Solstice isn't the date of latest sunrise, it's the date the sunrise is at it's extreme Northerly or Southerly point. This movement is caused by the tilt of the Earths axis.

There is another effect which changes sunrise and sunset: the elliptical shape of the Earth's orbit. The Earth continues to get closer to the Sun until January 3rd or so, so even as the Sun starts to move North at sunrise, it doesn't really start to rise earlier until we pass aphelion.

If I was to be picky I would say it's not the elliptical shape of the earth's orbit per se, but the fact that the inverse square law of gravity moves us along that ellipse with a particular acceleration. If Kepler's second law said that the radii to the planets sweep out equal angles in equal time intervals, instead of equal areas, then solar time would be the same as mean time.

Here's an article on why getting sunrise/sunset down to second resolution may not be practical:

http://mintaka.sdsu.edu/GF/explain/sunset_time.html

coylemj wrote: »

You are being picky, Kepler's Law applies whether the orbit is circular or elliptical.

With or without Kepler, equal angles swept out in equal time can only happen with a perfectly circular orbit in which case as you say solar time and mean time would be the same all year round.

Totally not true!
I can easily make an elliptical orbit that sweeps out equal angles in equal time intervals, and obeys none of Kepler's laws. Here's one I made earlier:

Of course, such an orbit is strictly impossible under an inverse square law of gravitation. As I said, it's the inverse square law, not the ellipticity of the orbit per se, that causes the deviation of solar time from mean time. In my elliptical orbit above there would be no deviation. Kepler's laws are just a more complicated restatement of the inverse square law.

Zubeneschamali wrote: »

Meanwhile, in your imaginary Universe with different laws of physics, why is the orbit elliptical at all?

Same laws of physics, but the planet's not in freefall ... there's a big rocket engine strapped onto it that maintains the equal-angles-in-equal-times orbit. (Could also be done by angels beating their wings -- doesn't really matter where the force comes from).

Zubeneschamali wrote: »

In our Universe, with our laws of physics, it is the elliptical shape of our orbit that causes the effect...

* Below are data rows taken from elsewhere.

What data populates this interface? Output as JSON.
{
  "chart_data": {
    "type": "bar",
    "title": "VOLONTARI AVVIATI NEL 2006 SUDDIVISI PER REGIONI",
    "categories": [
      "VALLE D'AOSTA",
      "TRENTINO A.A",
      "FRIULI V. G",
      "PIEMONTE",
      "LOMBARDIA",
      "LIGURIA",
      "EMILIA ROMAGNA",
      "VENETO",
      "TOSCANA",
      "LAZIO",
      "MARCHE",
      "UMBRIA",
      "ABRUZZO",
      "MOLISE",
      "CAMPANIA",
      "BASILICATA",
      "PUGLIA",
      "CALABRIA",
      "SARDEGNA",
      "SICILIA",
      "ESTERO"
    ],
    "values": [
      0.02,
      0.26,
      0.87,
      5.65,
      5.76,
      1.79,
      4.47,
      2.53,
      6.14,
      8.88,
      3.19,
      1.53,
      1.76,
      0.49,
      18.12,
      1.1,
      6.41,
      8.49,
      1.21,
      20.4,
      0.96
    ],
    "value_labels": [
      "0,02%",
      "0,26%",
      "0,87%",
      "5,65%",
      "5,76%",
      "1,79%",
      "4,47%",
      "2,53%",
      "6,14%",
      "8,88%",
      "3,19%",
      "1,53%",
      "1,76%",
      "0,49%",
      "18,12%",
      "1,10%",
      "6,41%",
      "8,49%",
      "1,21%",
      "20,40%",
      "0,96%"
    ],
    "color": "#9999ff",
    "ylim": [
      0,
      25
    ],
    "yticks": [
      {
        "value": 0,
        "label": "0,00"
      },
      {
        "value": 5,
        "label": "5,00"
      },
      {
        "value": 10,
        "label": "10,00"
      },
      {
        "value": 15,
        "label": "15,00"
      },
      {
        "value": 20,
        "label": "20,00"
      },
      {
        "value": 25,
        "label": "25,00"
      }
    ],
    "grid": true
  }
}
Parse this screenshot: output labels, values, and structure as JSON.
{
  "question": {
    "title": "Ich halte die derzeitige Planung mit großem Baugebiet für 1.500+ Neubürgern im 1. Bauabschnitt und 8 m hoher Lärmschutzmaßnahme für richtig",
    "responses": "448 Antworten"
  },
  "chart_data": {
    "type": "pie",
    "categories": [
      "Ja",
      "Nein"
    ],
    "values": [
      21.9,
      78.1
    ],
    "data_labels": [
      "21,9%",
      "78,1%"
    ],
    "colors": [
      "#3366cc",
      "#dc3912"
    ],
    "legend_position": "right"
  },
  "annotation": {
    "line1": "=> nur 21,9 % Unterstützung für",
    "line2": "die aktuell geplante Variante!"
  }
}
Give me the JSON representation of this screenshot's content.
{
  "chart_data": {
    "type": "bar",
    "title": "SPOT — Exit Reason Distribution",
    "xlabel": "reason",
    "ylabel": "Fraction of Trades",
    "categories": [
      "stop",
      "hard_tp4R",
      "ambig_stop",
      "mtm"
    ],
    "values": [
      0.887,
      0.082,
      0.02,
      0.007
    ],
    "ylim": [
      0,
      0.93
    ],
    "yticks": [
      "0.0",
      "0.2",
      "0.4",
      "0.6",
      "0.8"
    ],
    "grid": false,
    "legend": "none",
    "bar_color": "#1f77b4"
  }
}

Nope. We could have an elliptical orbit without the effect if forces other than gravity operated.

Zubeneschamali wrote: »

In ours, the elliptical shape is a consequence of... the inverse square law.

Only under the assumption of freefall. I did say I was being picky.

Zubeneschamali wrote: »

If it's not in free fall, it's not in orbit.

I had a nasty feeling you were going to say that.
But what you're referring to is a free orbit or Keplerian orbit. You'll have to take it up with NASA who use powered transfer orbits all the time (at least every other month, in fact, to keep the space station aloft). And with Wikipedia which says: "Kepler's laws of planetary motion may be derived from Newton's laws, when it is assumed that the orbiting body is subject only to the gravitational force of the central attractor. When an engine thrust or propulsive force is present, Newton's laws still apply, but Kepler's laws are invalidated."